What are Loans?
A loan is a type of debt and usually refers to one involving a cash sum paid to the borrower by the lender; once complete it becomes a legally binding contract. Any material item can be lent but this article focuses exclusively on those involving the lending of money. Unlike most other types of loan, those involving cash will gradually be paid back over a period of time previously arranged; normally repaid in regular amounts, which can be on a monthly, but sometimes three monthly basis.
The debt is repaid but an interest charge is added for the service being provided and the method by which the lender is compensated. Some companies add the interest onto the repayments but make sure this is the first part to be paid so a number of monthly payments might be required before the capital repayment actually starts to be paid. The more common type of is where the interest charges are added to the capital sum then the total is divided into equal amounts with a small amount of interest being paid each month.
Although this is the main function of all financial institutions, they do have other functions as well. A loan is a simple way for many people and businesses to have a sum of disposable money in the bank (it’s just the amounts that differ); whilst other ways to raise capital can be used, this is often the quickest method.
Another common type of debt, particularly in the Western World is a mortgage and is the primary way real estate is purchased, but this is all it can be used for. However, in this situation a form of security is needed before the money is lent and the title to the property is the normal method for financial institutions to use; releasing them once the final installment is made. If the borrower defaults on the loan, the bank would have the legal right to repossess the house and sell it; although selling the property is one option, keeping it as an investment is another.

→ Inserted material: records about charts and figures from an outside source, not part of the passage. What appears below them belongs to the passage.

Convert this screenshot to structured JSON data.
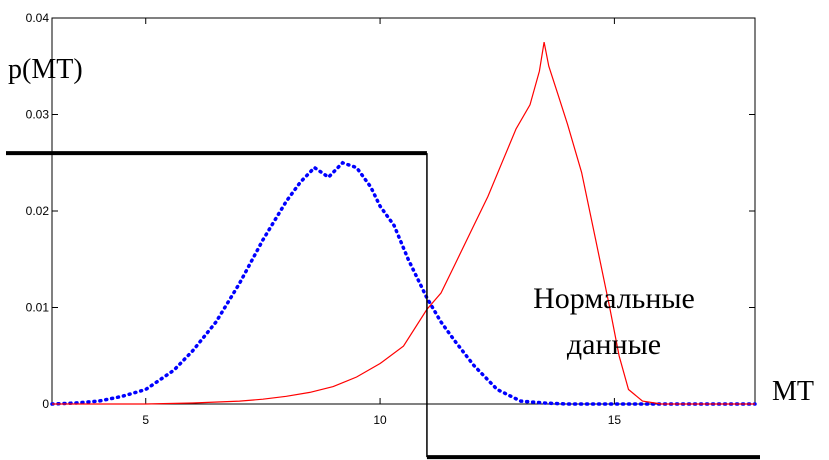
{
  "chart_data": {
    "type": "line",
    "ylabel": "p(MT)",
    "xlabel": "MT",
    "xlim": [
      3,
      18
    ],
    "ylim": [
      0,
      0.04
    ],
    "x_ticks": [
      {
        "value": 5,
        "label": "5"
      },
      {
        "value": 10,
        "label": "10"
      },
      {
        "value": 15,
        "label": "15"
      }
    ],
    "y_ticks": [
      {
        "value": 0,
        "label": "0"
      },
      {
        "value": 0.01,
        "label": "0.01"
      },
      {
        "value": 0.02,
        "label": "0.02"
      },
      {
        "value": 0.03,
        "label": "0.03"
      },
      {
        "value": 0.04,
        "label": "0.04"
      }
    ],
    "grid": false,
    "annotation": {
      "lines": [
        "Нормальные",
        "данные"
      ],
      "x": 14.3,
      "y": 0.0085
    },
    "threshold": {
      "x": 11,
      "left_level": 0.026,
      "right_level": -0.0055,
      "color": "#000000"
    },
    "series": [
      {
        "style": "dotted",
        "color": "#0000ff",
        "x": [
          3,
          3.5,
          4,
          4.5,
          5,
          5.3,
          5.6,
          6,
          6.5,
          7,
          7.5,
          8,
          8.3,
          8.6,
          8.9,
          9.2,
          9.5,
          9.8,
          10,
          10.3,
          10.6,
          11,
          11.3,
          11.6,
          12,
          12.5,
          13,
          13.5,
          14,
          15,
          16,
          17,
          18
        ],
        "y": [
          0,
          0.0001,
          0.0003,
          0.0008,
          0.0015,
          0.0025,
          0.0035,
          0.0055,
          0.0085,
          0.0125,
          0.017,
          0.021,
          0.023,
          0.0245,
          0.0235,
          0.025,
          0.0245,
          0.0225,
          0.0205,
          0.0185,
          0.015,
          0.011,
          0.0085,
          0.0065,
          0.004,
          0.0015,
          0.0003,
          0.0001,
          0,
          0,
          0,
          0,
          0
        ]
      },
      {
        "style": "solid",
        "color": "#ff0000",
        "x": [
          3,
          5,
          6,
          7,
          7.5,
          8,
          8.5,
          9,
          9.5,
          10,
          10.5,
          11,
          11.3,
          11.6,
          12,
          12.3,
          12.6,
          12.9,
          13.2,
          13.4,
          13.5,
          13.6,
          13.8,
          14,
          14.3,
          14.6,
          14.9,
          15.1,
          15.3,
          15.6,
          16,
          17,
          18
        ],
        "y": [
          0,
          0,
          0.0001,
          0.0003,
          0.0005,
          0.0008,
          0.0012,
          0.0018,
          0.0028,
          0.0042,
          0.006,
          0.0098,
          0.0115,
          0.0145,
          0.0185,
          0.0215,
          0.025,
          0.0285,
          0.031,
          0.0345,
          0.0375,
          0.035,
          0.032,
          0.029,
          0.024,
          0.017,
          0.01,
          0.005,
          0.0015,
          0.0003,
          0,
          0,
          0
        ]
      }
    ]
  }
}
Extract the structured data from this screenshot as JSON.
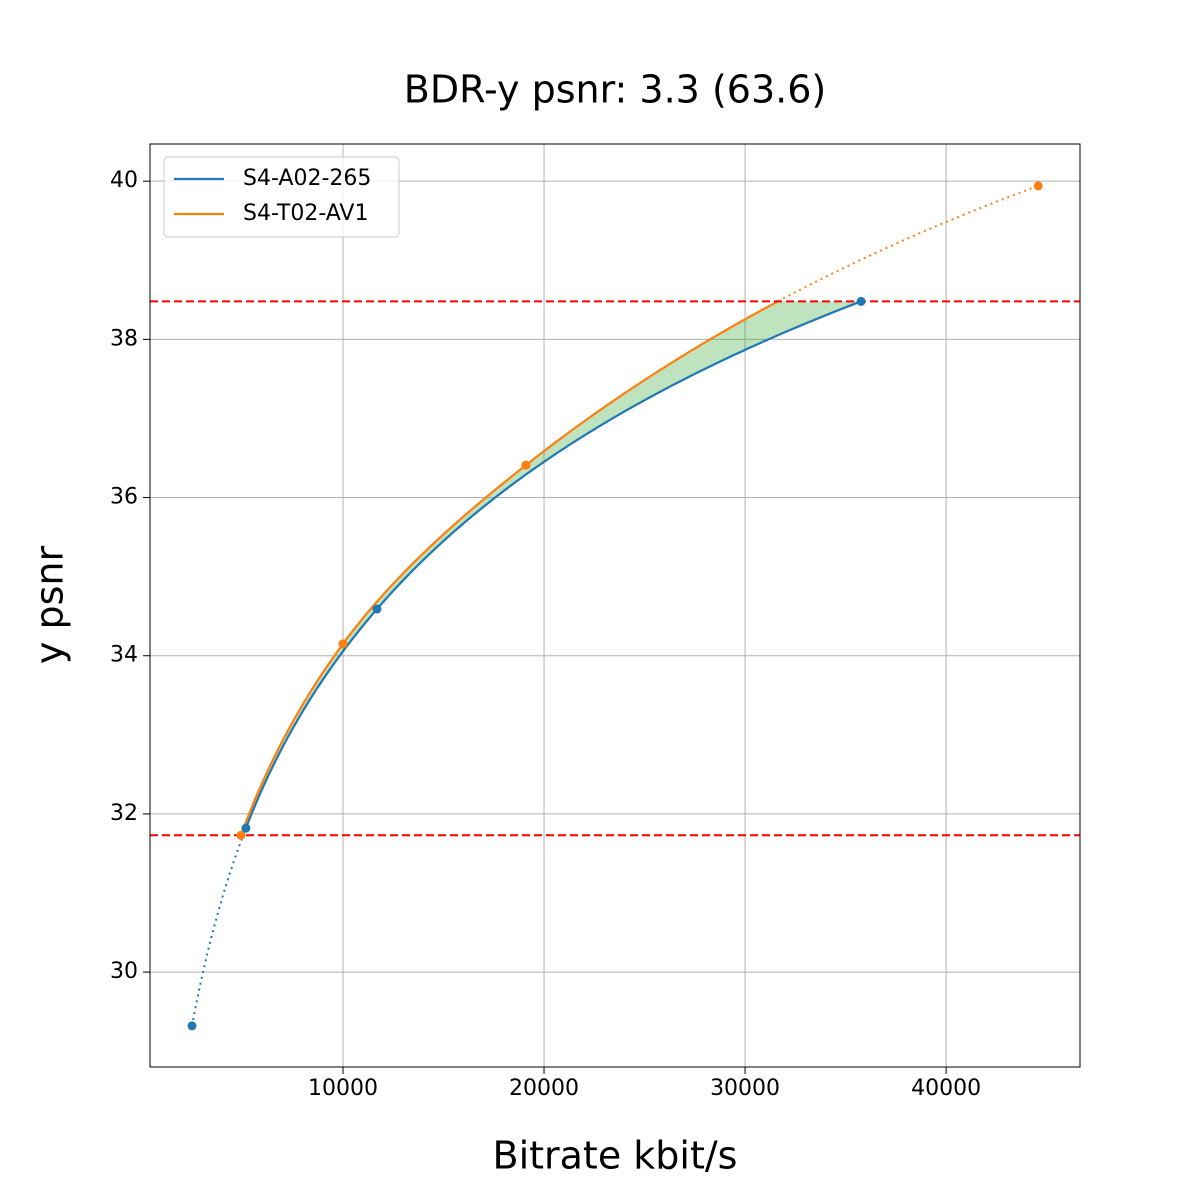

In some instances, this method of security can be used when taking out a loan for a car for instance; in this instance, the car becomes it’s own security for the debt. To ensure that the finance company does not lose money, secured loans on cars are normally short term; where cars are concerned, this term will only last a handful of years.
Unsecured loans are available from financial institutions under many different guises or marketing packages; this can include the credit card, personal arrangements, bank overdrafts and other forms of credit. Typically, interest rates on credit cards or store cards will be the highest but all unsecured credit rates will of course vary from one lender to the next.
Financial companies can be caught out too when they provide cash to a person so they can gain advantage over his or her situation; also known as predatory lending. This type of lending also takes place with credit card companies around the world who issue credit cards with high charges which take a disproportionate amount of time to pay off; even small balances, just to retain a customer. You would be wise to be wary of financial arrangements that seem to good to be true because they probably are.